Some of my kids friends call me "Aimee, Miss Aimee or Mrs S_____" I really could care less WHAT they call me or how formal they are. I have better things to worry about, tbh.

My kids call my close friends by their first names, normally they don't mind. Everyone else is Miss (first name) or Mrs (last name).

mysweetpeasWil&Wes replied: I found this a bit strange at first too, but I think it's because they learn it in school. All my friends with older kids call me Ms. Rae. So I am starting to teach Wil to do the same to my friends. I think it's polite. His teacher is Ms. Cindy. It's Ms. with the FIRST name though.
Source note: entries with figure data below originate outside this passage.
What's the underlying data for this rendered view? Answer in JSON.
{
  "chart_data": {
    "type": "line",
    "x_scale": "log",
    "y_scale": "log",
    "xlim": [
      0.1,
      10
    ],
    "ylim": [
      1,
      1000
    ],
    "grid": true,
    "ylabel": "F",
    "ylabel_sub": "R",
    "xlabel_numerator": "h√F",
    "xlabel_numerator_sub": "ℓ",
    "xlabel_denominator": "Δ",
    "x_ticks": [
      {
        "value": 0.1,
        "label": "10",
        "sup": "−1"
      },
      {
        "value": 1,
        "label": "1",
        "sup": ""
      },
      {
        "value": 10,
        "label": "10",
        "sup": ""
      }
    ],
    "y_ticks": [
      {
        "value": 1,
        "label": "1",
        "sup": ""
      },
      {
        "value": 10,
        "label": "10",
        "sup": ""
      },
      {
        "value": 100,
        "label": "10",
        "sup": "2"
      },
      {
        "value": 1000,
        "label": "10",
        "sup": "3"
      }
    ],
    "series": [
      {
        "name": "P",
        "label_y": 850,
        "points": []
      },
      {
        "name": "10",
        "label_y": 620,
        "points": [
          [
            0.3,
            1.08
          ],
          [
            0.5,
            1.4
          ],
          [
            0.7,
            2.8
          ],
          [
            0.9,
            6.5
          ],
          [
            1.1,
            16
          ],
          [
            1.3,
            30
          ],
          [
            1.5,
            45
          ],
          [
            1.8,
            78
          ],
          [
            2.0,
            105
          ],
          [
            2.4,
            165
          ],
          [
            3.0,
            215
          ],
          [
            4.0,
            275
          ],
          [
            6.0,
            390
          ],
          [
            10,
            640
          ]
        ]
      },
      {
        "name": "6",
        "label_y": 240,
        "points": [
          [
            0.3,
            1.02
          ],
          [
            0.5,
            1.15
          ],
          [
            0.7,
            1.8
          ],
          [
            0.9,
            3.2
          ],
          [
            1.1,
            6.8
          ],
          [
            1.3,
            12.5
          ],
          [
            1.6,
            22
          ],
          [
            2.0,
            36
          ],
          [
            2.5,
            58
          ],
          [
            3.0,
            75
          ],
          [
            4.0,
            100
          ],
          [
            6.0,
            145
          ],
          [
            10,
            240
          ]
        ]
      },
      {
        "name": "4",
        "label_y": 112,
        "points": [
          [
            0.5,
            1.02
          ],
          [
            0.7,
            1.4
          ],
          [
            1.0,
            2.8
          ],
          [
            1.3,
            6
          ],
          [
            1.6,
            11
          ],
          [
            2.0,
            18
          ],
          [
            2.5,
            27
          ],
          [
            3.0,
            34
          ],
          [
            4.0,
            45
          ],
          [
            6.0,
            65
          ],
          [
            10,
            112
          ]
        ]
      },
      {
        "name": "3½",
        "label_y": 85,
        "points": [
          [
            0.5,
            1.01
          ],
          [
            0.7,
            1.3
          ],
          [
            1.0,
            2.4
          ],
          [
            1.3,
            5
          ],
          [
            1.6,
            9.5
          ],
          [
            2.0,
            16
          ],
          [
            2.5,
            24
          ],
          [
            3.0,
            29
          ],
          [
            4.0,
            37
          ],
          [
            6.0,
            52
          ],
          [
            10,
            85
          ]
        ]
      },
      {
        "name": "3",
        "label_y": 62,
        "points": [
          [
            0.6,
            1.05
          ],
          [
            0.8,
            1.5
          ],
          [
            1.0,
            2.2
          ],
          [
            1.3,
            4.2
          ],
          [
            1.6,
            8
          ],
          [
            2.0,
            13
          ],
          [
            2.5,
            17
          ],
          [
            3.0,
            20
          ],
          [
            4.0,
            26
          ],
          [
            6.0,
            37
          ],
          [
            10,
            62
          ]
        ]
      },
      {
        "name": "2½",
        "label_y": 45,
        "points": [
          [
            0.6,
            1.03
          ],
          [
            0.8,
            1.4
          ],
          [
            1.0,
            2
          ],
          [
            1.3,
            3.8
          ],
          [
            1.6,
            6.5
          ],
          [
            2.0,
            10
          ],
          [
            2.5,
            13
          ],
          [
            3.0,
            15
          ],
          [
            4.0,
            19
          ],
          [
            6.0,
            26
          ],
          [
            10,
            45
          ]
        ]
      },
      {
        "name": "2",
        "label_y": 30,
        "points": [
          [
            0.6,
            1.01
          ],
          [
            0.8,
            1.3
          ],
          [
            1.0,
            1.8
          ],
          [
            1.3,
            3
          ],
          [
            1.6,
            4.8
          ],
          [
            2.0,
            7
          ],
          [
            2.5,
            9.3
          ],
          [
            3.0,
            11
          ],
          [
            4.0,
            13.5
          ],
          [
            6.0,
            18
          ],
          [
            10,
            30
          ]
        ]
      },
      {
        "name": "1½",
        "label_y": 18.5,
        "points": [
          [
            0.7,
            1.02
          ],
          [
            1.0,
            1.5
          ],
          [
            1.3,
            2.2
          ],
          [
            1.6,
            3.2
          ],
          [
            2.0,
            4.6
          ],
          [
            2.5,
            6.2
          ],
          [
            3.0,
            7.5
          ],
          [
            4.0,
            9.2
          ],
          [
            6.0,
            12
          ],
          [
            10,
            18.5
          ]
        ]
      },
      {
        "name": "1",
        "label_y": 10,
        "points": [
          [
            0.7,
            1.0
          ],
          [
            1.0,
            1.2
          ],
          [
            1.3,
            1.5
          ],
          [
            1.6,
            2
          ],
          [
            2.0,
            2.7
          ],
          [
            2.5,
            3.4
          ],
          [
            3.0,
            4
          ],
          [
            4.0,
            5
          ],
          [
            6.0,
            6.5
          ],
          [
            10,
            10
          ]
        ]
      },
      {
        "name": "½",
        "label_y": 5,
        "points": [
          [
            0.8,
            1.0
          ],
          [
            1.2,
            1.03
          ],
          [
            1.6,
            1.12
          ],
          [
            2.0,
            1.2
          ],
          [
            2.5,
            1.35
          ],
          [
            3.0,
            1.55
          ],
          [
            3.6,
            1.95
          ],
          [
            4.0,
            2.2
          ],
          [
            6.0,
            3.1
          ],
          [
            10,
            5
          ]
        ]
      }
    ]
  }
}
But I always just call people by their first name.

luvbug00 replied: as far as other parents when they first meet mya if they say

"hi mya I'm ____ " that is what she will call them. no matter what they say miss pam or mrs. pam or pam. Mya will call them as they introduce themselves to her.

for me I still call persons over 50 mr. and mrs. because i'm only 25 and i respect my elders. But for anyone my age or younger it's just Nadia.

Mya's friends still call me ms. love and i let them for now because explaining the whole situation to a 6 year old is just not worth the 3 hour conversation. emlaugh.gif

Calimama replied:
Ditto!! Personally I would rather be called Denise than Mrs.. whatever.

luvmykids replied: When introducing myself, I say I'm Monica _______ and let them decide how they or their kids will adress me. It's not my job to teach their kids manners so if they call me by my first name, whatever.

My kids call adults Mr, Mrs, or Miss whoever. We have a dear friend who is the same age as my grandma, she is Miss Dorothy. Other elders are Mr or Mrs Smith, I think in that case it's more a matter of how informal or formal the relationship is.

Boo&BugsMom replied:
For me, it depends on the person/family. If it is someone who we are really close to, it's first names. If it is a mom/dad of a friend and we are not close to the parents, it's Mr./Mrs.______. At church everyone seems to have their children call grownups by Mr./Mrs.______, which sort of feels weird to me, makes me feel old. Doesn't bother me so much with the little ones, but the teenagers I tell them to just call me Jen like everyone else. Now, this is what we set forth for children, as far as ME calling someone, it's always first names. I'm a grown-up, so calling someone Mr./Mrs.______ just makes me feel like I'm a child.